Parallel Iron LLC v. Adobe Systems Incorporated, 1-12-cv-00874 (DED March 4, 2013, Order) (Andrews, J.).
The court granted in part defendants' motion for new trial regarding damages for an accused product because the jury relied on a legally impermissible theory. "[I]t is apparent that the jury awarded 40% of [plaintiff's expert’s] calculation of [defendant's] profits for a wide range of products, and in some cases, added the same expert’s calculation for [plaintiff's] lost profits. Moreover, it is clear that for several products, the jury awarded exactly half of the reasonable royalty award proposed by [plaintiff's expert]. . . . [T]hese numbers are 'to the dollar;' it is thus quite apparent how the jury arrived at them. . . . As the Court instructed the jury, infringer's profits are not a legally permissible remedy for utility patent infringement. . . . [I]t is apparent that the jury failed to follow the Court’s instructions on the law, and awarded damages [for one product] based on a legally impermissible theory. This award cannot stand. . . . Accordingly, the Court hereby orders a new trial on damages for [that product]."
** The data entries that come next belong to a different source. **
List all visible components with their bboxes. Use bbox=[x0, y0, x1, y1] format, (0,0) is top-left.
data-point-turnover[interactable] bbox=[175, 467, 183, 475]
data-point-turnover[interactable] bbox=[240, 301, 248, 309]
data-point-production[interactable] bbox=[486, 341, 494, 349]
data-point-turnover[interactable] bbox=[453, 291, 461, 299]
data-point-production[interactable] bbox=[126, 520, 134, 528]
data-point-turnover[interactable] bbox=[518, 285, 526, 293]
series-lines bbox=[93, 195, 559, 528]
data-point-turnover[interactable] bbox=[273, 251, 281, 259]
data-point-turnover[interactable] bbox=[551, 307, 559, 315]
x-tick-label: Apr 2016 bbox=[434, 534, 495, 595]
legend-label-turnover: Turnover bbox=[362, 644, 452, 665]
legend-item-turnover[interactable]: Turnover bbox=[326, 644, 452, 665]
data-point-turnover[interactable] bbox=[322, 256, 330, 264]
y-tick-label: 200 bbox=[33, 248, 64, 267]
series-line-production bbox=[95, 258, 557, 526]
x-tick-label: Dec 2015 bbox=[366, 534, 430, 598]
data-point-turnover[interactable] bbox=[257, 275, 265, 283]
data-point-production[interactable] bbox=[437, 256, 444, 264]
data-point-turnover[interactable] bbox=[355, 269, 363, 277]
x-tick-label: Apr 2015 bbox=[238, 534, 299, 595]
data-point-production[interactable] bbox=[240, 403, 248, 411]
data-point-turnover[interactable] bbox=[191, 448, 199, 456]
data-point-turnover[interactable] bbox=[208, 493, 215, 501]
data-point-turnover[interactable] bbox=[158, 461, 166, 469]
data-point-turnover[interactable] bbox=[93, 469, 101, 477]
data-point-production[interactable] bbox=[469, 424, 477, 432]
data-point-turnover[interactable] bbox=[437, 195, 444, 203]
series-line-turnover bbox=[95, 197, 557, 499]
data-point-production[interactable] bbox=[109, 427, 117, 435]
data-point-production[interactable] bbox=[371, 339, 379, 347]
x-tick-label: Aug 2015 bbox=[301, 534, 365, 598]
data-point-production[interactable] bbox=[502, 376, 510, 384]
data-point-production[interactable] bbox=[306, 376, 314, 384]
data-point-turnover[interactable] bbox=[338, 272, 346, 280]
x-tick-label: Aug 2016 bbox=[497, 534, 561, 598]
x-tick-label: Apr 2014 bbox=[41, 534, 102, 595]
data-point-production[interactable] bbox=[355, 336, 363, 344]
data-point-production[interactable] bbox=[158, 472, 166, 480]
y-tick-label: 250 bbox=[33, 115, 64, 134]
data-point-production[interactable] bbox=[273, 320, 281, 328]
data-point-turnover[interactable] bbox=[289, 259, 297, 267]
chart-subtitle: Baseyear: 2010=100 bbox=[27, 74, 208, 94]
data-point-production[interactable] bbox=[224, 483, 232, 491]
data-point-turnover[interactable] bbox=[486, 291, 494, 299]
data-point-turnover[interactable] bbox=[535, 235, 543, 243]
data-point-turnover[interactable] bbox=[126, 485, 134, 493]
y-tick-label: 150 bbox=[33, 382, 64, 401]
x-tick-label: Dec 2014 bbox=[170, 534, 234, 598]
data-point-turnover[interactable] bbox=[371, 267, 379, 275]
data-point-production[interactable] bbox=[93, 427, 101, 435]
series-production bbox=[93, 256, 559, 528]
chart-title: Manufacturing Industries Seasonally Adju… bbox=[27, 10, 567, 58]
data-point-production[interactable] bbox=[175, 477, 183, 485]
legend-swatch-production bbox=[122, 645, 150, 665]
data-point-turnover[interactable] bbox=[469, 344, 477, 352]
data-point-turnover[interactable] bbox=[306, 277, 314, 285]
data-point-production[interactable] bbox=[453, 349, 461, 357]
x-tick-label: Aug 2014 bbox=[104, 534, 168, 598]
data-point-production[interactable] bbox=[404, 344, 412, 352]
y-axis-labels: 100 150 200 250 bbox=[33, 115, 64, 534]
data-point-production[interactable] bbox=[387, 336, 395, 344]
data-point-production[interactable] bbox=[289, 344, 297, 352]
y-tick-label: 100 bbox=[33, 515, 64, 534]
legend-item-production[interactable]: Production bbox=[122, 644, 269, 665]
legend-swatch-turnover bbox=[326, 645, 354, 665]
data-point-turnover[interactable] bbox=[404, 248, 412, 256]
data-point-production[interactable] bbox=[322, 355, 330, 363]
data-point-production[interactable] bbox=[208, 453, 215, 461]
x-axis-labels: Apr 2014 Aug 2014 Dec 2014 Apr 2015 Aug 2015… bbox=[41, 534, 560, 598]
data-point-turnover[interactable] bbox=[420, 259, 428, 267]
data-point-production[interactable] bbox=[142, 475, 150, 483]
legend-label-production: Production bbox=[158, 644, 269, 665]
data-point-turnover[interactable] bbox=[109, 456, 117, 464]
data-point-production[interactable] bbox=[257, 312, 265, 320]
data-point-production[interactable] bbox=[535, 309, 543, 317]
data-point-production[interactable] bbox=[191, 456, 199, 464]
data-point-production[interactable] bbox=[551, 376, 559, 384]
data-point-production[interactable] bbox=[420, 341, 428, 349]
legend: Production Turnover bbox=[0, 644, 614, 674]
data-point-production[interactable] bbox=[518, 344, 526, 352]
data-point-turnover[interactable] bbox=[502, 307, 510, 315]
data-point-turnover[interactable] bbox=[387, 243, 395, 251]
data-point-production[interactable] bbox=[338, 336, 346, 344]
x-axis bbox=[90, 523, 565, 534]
Apple Inc. v. Samsung Electronics Co. Ltd., et. al., 5-11-cv-01846 (CAND March 1, 2013, Order) (Koh, J.).
The court granted plaintiff's motion for a preliminary injunction to preclude defendant from continuing to sell its accused hover discs because plaintiff established irreparable harm. "[Plaintiff] testified that he has been seeking to utilize his Patents for a re-launch of the HoverDisc or a similar toy with other toy manufacturers, but the inability to demonstrate that he can offer an exclusive license for the Patents is preventing him from entering into any deals. [Plaintiff] also testified that [defendant] recently has been producing HoverDiscs of poor quality, thereby diminishing the potential value of [plaintiff's] Patents. . . . To the extent [defendant] incurs damages from ceasing its manufacturing and marketing efforts for the HoverDisc, that harm is self-inflicted and is the natural consequence of its infringing activity. [Defendant] acted without a valid license to exploit the Patents . . . even after [plaintiff] appropriately challenged [defendant's] right to exploit the Patents."
Anderson v. TOL, Inc., 3-12-cv-01312 (TNMD February 28, 2013, Order) (Trauger, J.).